Here’s an impractical solution to the decline in baseball’s popularity, headlined Baseball is Dying. Government Should Take It Over. From NYTimes.com:
Opening day of the Major League Baseball season, which falls on Thursday after being delayed for a week by a labor dispute, is as good an occasion as any for fans of the game to come to terms with certain hard facts. I am talking, of course, about the inevitable future in which professional baseball is nationalized and put under the authority of some large federal entity — the Library of Congress, perhaps, or more romantically, the National Park Service.
Like the Delta blues or Yellowstone National Park, baseball is as indelibly American as it is painfully uncommercial.
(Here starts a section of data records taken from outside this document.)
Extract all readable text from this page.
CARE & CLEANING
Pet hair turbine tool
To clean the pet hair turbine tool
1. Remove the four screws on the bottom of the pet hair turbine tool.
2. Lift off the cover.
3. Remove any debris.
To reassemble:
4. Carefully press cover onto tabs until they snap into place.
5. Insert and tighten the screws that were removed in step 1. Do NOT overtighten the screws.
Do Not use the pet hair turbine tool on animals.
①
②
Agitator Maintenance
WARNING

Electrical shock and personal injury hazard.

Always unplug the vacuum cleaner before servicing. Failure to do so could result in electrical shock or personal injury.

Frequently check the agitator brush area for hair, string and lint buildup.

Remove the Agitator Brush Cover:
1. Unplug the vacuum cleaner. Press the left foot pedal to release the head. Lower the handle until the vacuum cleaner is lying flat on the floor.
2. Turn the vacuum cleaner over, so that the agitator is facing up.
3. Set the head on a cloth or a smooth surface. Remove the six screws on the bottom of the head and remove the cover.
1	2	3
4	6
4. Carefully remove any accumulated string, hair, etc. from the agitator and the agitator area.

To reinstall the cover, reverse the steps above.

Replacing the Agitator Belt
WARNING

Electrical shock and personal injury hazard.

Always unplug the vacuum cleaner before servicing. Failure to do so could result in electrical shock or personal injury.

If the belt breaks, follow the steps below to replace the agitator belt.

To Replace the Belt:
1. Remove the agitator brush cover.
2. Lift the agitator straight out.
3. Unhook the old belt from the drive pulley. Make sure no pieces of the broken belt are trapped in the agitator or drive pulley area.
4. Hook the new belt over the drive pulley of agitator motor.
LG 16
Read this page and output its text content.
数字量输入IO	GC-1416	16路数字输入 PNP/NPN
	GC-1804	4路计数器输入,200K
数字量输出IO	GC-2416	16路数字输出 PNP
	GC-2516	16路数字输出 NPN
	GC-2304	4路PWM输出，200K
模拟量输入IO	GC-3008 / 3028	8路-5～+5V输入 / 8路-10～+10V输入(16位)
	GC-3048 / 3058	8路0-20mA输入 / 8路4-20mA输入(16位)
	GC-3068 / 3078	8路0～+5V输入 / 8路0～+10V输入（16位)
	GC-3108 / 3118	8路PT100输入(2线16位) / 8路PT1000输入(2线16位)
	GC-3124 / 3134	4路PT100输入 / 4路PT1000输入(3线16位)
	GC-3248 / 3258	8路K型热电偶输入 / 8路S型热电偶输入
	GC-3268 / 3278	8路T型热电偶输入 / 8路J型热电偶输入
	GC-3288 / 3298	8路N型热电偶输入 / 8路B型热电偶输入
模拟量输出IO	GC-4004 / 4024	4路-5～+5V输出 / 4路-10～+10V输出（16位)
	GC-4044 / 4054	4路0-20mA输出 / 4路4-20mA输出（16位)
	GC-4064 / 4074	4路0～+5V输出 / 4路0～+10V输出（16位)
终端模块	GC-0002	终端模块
Left to fend for itself, the game will eventually disappear.
Attendance at games has declined steadily since 2008 and viewership figures are almost hilariously bleak. An ordinary national prime-time M.L.B. broadcast, such as ESPN’s “Sunday Night Baseball,” attracts some 1.5 million pairs of eyes each week, which is to say, roughly the number that are likely to be watching a heavily censored version of “Goodfellas” on a basic cable movie channel in the same time slot.
Even the World Series attracts smaller audiences than the average “Thursday Night Football” broadcast, the dregs of the National Football League’s weekly schedule. In 1975, the World Series had an average of 36 million viewers per game; in 2021, it barely attracted 12 million per game.
In the typical fashion of municipal government, El Paso got it backward.
We let the baseball team take over the government.
I suspect that baseball could attact more attendees if they stopped overpaying players so much, and if they charged reasonable fees for attendance and concessions.
Government baseball. What could go wrong? It kind of is that now what with all the tax breaks, monopoly protection and subsidies that pro sports receive.